Now the Westerners, the strong, masterful, self-reliant men who won such exacting victories in Kansas, Minnesota, Colorado, Wyoming, and South Dakota, are just as opposed to what may be called Kaiserism in our political and industrial life as they are to Bolshevism. I firmly believe that this is true of the rank and file of the Republican Party everywhere. They haven’t the slightest patience with Townleyism in agricultural districts or I.W.W.-ism in labor circles. But resolutely they intend to shape our internal policy for the real substantial benefit of the average man, of the ninety per cent of our people who are farmers, working-men, small shopkeepers, doctors, and the like. They haven’t the slightest patience with the Bolshevist desire to establish proletariat class tyranny, which is just as odious as aristocratic class tyranny. They haven’t the slightest patience in persecution of, or failure generously to reward, the man who by nature or by training is a leader in industrial matters. They want to see farming, for instance, offer a chance to the man of ability to become a scientific farmer on a large scale. They wish to see the young business man whose leadership in manufactures or commerce is of incalculable worth to everybody receive in generous fashion the big reward to which he is entitled.

But they wish to do all this as an incident to securing not only this right to, but a much better chance for, the average man. They wish the tenant farmer class to be made a diminishing instead of an increasing class so that tenant farming itself may not be a permanent status, but a step toward farm ownership by the hired man or the son of the small farm owner. They wish to see the working-man, and especially the working-man in such huge businesses as those connected with transportation, steel production, mining, and the like, become not a mere cog in an industrial machine, but a man whose self-respect and reasonable prosperity are guaranteed if the business succeeds, and he is entitled through representation on the directory to have his voice heard at the council board of the business, even although at first and until the ability to use power is slowly developed by the habit of using it, the control may have to do primarily with the things of which he has special knowledge and in which he has special interest. Moreover, there are plenty of great natural resources, such as water power, where small ownership cannot provide capital for the development, but where the outright ownership of the people should not be disposed of. The happy line must be struck between the all-pervading straight regimentation, which would be as deadening as paralysis, and the regimentation of mere individualism. The Government must exercise control in a spirit of justice to all concerned and with a stern readiness to check injustice by any of those concerned.

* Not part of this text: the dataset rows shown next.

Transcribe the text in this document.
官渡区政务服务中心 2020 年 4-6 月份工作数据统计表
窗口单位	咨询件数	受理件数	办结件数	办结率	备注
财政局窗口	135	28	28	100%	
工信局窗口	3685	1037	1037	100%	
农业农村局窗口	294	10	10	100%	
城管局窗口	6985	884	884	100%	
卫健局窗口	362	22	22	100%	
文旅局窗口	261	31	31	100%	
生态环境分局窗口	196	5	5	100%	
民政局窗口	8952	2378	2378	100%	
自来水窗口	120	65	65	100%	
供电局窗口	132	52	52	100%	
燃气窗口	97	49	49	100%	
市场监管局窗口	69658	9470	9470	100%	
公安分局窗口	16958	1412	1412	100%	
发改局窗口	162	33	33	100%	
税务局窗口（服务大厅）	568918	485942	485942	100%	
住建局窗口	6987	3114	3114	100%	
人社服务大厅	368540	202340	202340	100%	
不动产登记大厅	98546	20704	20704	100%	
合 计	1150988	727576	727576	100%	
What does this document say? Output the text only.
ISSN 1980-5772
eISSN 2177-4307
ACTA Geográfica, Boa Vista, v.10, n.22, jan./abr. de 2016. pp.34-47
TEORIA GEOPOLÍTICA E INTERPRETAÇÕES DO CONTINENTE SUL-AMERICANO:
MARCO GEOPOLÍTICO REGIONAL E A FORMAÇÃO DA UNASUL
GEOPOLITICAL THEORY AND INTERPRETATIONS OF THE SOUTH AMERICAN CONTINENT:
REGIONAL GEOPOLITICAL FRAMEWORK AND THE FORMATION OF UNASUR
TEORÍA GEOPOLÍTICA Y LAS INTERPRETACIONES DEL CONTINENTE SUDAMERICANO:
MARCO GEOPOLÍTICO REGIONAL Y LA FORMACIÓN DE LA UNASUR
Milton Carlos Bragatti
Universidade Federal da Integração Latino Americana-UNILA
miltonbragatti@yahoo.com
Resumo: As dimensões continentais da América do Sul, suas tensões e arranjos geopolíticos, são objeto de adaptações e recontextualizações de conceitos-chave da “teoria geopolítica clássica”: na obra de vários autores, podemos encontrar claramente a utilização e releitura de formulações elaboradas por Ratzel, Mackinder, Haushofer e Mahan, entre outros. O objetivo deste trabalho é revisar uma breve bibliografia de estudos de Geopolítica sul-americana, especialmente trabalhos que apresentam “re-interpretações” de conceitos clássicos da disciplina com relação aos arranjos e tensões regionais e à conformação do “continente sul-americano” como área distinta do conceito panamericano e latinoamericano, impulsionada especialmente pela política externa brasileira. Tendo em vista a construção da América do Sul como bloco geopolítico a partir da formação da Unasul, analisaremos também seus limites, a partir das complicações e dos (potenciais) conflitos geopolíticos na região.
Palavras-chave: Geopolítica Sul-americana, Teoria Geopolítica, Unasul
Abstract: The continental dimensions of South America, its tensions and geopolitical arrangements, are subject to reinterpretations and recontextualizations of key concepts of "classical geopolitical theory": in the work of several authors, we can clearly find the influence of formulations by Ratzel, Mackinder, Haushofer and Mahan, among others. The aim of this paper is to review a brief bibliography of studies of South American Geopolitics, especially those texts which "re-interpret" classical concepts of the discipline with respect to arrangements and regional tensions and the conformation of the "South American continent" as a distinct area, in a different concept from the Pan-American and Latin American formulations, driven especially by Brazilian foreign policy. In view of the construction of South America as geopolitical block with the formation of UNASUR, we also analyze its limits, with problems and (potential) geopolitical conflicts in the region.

The Republican leadership in Congress has on the whole been singularly patriotic and singularly free from the vice of mere partisanship during the lifetime of the present Congress. We can be certain that it will continue to be so in the new Congress. In the future as in the past the President can count on the hearty and ungrudging support of the Republican Party at every point where he is endeavoring efficiently and in good faith to serve the interests of the Nation. But he can also rest assured that the Republican Party will judge its duty by the standard of loyalty to the country and will scornfully refuse to adopt that extreme baseness of attitude, worthy only of slaves, which shrieks that we must stand by the Administration whether the Administration is right or wrong. Moreover, the Republican Party will certainly demand to have an accounting of some of the enormous sums of money that have been expended and will in due time doubtless demand to know what explanation there is of the Administration’s persistence in hidden and secret diplomacy in so many important matters. Every question will be approached from the standpoint of a generous desire, without any higgling or dealing on small points, to do whatever the Administration demands that is proper and to give it a full chance to declare, and perhaps develop, its policy; but the Republican Congress will understand how to show that it is not a rubber-stamp body, but an integral and self-respecting part of the American governmental system, wholly and solely responsible to the American people.